In a letter to Tim Foley of RCCC, Sifford wrote “at present, with armed security, the college has trained officers,” and that after January, “RCCC will have an unarmed security guard to respond to a person armed with an AK-47. They will have no means of protecting the students, staff, or even defending themselves.”
Sifford was pointing to a recent incident where an armed man came on the campus of Elizabeth City State University.
Sifford’s concern is that if there were to be a threat or an incident on the campus, it would take valuable time for an officer to respond. He says an officer on campus “can return fire to protect the lives of the students, staff, and himself, and has a direct communication link, via his portable radio, with all area law enforcement agencies allowing a coordinated response to the shooter to be immediately formed, so that the threat can be neutralized.”

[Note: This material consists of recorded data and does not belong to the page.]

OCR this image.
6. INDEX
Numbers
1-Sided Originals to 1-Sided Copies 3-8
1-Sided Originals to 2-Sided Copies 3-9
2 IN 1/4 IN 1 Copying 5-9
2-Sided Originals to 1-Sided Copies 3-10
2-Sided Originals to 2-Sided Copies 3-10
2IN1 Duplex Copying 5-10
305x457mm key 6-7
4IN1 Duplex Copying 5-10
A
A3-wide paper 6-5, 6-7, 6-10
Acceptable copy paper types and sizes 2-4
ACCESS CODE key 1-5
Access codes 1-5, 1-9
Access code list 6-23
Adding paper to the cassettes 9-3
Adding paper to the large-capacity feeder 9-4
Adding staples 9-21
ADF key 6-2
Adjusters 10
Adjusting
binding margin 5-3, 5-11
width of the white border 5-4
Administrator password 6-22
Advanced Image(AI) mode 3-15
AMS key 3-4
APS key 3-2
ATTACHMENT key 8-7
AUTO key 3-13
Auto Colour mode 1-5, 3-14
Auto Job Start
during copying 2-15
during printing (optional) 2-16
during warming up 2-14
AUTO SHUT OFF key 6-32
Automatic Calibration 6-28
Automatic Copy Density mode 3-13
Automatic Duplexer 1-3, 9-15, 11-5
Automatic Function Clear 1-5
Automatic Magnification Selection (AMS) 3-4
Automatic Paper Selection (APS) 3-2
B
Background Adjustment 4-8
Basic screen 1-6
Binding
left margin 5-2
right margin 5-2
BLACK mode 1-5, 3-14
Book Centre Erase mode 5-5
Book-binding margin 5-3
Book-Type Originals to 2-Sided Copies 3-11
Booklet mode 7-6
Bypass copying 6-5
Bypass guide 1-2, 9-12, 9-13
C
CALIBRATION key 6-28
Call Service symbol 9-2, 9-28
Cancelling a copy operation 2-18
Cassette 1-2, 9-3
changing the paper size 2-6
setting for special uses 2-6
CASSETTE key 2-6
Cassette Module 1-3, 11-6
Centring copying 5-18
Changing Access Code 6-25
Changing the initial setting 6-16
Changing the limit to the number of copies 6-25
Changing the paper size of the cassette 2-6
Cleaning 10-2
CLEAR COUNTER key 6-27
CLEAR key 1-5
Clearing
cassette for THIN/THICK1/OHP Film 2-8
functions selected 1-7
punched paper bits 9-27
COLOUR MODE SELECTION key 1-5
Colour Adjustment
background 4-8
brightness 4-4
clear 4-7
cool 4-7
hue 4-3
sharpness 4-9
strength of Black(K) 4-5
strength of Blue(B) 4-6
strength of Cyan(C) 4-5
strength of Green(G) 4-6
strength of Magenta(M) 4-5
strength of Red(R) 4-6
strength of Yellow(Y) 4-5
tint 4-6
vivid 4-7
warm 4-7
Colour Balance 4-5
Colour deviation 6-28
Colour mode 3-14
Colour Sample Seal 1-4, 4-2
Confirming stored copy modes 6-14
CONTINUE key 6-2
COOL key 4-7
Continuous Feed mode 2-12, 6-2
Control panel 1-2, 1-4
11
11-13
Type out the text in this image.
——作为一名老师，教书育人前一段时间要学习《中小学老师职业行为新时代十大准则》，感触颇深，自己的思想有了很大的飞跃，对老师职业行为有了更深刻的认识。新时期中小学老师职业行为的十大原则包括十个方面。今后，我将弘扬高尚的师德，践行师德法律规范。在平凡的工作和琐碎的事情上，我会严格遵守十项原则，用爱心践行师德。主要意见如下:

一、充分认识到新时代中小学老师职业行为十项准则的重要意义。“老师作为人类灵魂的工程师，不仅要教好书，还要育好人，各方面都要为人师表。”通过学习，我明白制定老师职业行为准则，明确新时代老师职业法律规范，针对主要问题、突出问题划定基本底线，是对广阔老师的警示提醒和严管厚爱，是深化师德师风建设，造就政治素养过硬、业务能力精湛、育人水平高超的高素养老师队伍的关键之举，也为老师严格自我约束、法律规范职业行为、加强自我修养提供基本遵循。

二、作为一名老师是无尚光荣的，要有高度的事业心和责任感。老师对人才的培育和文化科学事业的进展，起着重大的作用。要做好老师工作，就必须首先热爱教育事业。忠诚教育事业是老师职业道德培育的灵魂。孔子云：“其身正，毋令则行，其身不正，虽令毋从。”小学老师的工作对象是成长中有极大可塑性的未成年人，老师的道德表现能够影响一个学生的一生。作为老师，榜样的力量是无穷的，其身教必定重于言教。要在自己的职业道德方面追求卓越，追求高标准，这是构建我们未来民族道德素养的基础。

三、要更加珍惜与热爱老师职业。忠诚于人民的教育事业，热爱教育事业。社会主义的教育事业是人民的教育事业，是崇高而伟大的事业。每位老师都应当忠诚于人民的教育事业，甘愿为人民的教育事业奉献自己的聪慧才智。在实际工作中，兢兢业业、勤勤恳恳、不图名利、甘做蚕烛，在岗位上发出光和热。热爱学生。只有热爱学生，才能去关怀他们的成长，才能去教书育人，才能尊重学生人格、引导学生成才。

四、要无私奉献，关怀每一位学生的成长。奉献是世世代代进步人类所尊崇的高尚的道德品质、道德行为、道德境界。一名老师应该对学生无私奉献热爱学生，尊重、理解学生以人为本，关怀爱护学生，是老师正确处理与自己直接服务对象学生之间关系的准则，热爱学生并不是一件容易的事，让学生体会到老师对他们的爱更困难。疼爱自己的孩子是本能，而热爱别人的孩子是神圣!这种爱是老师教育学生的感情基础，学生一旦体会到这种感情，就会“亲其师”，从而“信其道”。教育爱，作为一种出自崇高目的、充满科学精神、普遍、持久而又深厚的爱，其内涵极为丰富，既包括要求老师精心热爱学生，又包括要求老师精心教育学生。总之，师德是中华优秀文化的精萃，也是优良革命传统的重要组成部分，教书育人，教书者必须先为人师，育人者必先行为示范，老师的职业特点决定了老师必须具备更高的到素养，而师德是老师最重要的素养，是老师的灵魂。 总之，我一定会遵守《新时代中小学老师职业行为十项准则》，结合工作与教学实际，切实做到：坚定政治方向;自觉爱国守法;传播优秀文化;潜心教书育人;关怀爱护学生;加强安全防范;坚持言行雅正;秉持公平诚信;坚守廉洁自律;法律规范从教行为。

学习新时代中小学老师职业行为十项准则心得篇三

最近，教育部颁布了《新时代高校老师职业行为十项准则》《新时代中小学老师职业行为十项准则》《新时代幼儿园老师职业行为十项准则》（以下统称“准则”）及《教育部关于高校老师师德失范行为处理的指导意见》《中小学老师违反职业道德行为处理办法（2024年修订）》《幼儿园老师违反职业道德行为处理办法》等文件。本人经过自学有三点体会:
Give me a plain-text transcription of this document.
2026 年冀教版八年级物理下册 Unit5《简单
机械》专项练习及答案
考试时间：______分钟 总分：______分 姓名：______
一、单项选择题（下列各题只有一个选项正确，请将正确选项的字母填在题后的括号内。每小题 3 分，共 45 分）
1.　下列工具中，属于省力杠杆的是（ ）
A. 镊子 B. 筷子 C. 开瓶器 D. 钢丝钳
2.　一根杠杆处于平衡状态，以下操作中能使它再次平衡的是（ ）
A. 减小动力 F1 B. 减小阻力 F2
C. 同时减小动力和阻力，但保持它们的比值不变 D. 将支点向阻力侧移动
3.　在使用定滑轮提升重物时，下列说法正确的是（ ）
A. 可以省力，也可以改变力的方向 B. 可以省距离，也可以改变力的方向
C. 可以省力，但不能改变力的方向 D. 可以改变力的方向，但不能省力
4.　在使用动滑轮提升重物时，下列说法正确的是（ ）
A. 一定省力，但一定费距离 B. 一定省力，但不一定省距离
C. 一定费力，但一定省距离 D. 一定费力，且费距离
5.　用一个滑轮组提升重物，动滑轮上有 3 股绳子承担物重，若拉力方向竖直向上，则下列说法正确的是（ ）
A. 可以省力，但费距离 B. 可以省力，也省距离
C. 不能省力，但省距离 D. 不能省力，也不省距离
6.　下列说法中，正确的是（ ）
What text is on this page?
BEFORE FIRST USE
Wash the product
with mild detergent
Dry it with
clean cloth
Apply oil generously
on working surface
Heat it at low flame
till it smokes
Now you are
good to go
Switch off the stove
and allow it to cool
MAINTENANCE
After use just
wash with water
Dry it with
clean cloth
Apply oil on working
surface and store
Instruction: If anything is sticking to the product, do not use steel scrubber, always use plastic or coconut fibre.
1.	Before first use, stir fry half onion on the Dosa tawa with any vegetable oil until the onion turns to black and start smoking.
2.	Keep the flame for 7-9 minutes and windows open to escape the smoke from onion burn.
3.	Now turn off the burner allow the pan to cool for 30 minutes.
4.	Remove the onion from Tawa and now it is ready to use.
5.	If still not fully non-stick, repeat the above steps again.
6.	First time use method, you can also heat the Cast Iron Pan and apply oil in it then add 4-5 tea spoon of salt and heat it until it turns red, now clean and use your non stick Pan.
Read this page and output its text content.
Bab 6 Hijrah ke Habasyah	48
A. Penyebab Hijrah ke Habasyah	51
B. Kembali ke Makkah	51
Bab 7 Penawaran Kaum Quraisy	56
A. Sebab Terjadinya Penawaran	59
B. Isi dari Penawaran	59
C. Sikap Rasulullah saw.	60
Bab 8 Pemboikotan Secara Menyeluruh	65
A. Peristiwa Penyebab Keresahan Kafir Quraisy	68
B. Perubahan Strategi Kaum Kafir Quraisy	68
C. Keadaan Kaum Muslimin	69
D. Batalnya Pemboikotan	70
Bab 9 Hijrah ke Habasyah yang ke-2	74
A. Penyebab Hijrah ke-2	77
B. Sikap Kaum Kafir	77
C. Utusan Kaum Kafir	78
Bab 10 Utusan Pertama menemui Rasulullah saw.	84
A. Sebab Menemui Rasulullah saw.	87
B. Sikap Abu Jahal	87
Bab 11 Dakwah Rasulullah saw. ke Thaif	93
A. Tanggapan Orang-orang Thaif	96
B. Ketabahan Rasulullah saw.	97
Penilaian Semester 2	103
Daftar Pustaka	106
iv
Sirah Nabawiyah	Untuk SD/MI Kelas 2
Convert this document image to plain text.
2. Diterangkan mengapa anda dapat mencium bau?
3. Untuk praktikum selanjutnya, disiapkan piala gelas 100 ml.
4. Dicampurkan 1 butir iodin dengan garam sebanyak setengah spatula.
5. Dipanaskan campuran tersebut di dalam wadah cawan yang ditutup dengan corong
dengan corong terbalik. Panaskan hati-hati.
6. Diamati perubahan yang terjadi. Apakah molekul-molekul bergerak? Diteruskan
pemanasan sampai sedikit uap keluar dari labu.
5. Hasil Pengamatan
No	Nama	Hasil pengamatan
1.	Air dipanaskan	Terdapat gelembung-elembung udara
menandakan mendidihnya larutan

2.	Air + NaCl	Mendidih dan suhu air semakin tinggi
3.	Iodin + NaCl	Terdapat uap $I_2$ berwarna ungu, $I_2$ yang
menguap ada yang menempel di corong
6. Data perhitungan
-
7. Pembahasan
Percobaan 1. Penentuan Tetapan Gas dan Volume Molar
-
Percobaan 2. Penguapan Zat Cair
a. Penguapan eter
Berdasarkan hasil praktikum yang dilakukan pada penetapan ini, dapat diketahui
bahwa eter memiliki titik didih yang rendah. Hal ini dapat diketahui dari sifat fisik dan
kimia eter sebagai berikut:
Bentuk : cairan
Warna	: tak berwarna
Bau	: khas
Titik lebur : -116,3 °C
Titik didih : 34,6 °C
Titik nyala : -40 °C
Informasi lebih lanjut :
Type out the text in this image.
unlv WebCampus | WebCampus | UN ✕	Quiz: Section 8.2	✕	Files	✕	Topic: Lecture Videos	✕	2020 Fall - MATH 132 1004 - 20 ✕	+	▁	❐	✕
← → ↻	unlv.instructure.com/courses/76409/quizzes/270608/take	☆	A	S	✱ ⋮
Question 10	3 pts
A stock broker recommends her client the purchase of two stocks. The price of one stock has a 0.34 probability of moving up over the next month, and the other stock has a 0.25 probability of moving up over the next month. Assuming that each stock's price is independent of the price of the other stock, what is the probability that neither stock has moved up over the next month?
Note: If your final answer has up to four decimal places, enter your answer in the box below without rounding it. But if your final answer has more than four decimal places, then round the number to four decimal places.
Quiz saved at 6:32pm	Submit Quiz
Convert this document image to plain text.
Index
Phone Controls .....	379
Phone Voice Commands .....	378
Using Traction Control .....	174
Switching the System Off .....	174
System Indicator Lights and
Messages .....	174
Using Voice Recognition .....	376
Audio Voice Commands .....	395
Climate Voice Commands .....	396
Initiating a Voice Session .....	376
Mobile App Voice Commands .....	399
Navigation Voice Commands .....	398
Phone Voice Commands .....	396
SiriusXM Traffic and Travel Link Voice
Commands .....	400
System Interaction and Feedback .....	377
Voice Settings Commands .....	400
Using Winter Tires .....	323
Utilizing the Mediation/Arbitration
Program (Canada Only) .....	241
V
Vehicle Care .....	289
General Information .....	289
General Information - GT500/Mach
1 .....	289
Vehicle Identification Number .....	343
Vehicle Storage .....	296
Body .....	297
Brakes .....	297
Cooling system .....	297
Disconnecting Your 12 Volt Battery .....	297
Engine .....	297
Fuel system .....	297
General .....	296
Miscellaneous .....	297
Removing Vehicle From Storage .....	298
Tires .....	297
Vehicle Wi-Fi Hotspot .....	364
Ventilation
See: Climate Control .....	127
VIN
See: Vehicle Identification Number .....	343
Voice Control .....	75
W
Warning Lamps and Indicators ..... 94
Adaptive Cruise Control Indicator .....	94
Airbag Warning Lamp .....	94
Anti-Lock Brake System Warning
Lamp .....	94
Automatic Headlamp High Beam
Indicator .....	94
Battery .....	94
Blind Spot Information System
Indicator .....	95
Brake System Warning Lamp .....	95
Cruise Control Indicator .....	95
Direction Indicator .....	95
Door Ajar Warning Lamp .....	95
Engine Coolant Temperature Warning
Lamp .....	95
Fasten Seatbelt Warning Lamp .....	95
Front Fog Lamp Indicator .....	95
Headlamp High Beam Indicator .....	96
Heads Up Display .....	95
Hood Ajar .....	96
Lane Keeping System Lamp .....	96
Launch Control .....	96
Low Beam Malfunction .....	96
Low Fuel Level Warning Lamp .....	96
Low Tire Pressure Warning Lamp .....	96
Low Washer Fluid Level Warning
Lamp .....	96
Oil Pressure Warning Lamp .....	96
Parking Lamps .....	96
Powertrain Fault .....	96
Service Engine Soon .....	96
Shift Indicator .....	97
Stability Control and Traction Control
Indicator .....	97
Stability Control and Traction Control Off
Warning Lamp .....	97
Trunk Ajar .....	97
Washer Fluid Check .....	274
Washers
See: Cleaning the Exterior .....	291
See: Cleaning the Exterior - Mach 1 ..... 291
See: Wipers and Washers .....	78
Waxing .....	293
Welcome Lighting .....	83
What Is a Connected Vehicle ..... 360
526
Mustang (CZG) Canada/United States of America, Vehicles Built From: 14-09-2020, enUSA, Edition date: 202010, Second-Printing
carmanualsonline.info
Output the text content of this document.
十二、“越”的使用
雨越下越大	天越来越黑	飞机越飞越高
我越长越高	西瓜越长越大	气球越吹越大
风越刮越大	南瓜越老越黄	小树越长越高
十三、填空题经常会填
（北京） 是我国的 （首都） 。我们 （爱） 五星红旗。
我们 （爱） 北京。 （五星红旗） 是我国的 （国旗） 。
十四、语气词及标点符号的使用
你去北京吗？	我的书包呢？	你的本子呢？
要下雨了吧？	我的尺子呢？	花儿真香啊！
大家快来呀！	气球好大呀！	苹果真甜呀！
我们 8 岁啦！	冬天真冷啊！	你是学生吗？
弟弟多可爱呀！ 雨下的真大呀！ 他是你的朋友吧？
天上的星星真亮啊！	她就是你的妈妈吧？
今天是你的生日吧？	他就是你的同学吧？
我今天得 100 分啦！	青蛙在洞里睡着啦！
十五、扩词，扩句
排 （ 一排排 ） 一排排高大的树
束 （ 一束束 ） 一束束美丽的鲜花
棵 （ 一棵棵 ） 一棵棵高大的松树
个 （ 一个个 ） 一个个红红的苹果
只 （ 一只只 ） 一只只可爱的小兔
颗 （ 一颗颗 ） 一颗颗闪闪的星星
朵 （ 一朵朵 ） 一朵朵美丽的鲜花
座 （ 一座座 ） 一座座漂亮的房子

One source told WBTV that the move was being considered as a cost savings. RCCC currently pays officers $20 an hour to patrol the Salisbury campus, $25 an hour in Concord. According to one source, bids from private firms were coming in between $15 and $18 an hour.
Only sworn officers are allowed to carry guns on a North Carolina college campus, and private security officers would not have that ability.
On Wednesday afternoon two students from RCCC told WBTV that they didn’t really think have unarmed security would be a problem.
“I don’t think there’s any violence on campus, ” said Bonnie Jo Stevens. “I don’t think there’s any reason to have a gun.”
“Not really a difference either way,” said Kristen Lingle. “Most of the people that are here, they don’t really start any trouble and I don’t see a reason any weapons.”
WBTV has contacted RCCC to learn more about this situation.
Late Wednesday afternoon RCCC issued the following response:
RCCC conducted an independent security study of its current security services and processes in June 2011. This study was developed in response to the college’s enrollment growth, the addition of two new instructional facilities (North Campus- Building 400 and the NC Research Campus facility in Kannapolis), declining state and local financial resources, the college’s improved technology infrastructure, and the potential impact of the Rowan County bond projects on signage and location of services to students.
The college is mindful of the critical importance of security for its students, faculty, and staff. To date, we have an excellent record of safety on all of our campuses, and the intention going forward is for that record to continue, and more importantly, for everyone on the campuses to feel safe.
RCCC is the primary provider of initial certification and on-going in-service training for our public safety providers (Fire, EMS, and Law Enforcement). Consequently, we believe that our institution should be a model of best practice in providing for security resources on our respective campuses. The results of the study will help us determine the most appropriate and effective coverage for each of our campus sites.
In the past, we have relied heavily on security to manage traffic and parking at peak times during the semester. With the addition of new facilities, we recognize that there may be other needs that we should consider in establishing security measures for the campus. We recently invested in a significant upgrade to our technology infrastructure that will facilitate instant communication with students, faculty, and staff during an emergency – we want to leverage that technology effectively and efficiently.
The study includes recommendations regarding key deployment of personnel, use of cameras, student and employee identification badges, visitor access, and other areas involving safety and security. The college follows state laws, and a recent law empowers community colleges to remove individuals who are considered as dangerous or who pose a potential threat. In order to be compliant with the law and to protect our employees and students, there will be a requirement with our security providers to develop and deliver training to our entire campus staff.
RCCC’s security has historically included a mix of private security and armed security (employing law enforcement personnel from the primary agencies located within the college’s two county service area). We are currently in a bid process for unarmed security. The bid process was advertised in accordance with state requirements, and any agency with an interest in delivering these services was eligible to apply and attend the pre-bid conference. We anticipate that the college will still contract with local law enforcement officers for security needs that extend beyond those services available from a private firm. This initial bid addresses only phase one of our security plan. Changes in the college’s security strategy are expected to be effective at the beginning of the spring semester. The college is committed to enhancing the security and safety of all campus locations, and this initiative represents the first step in that process.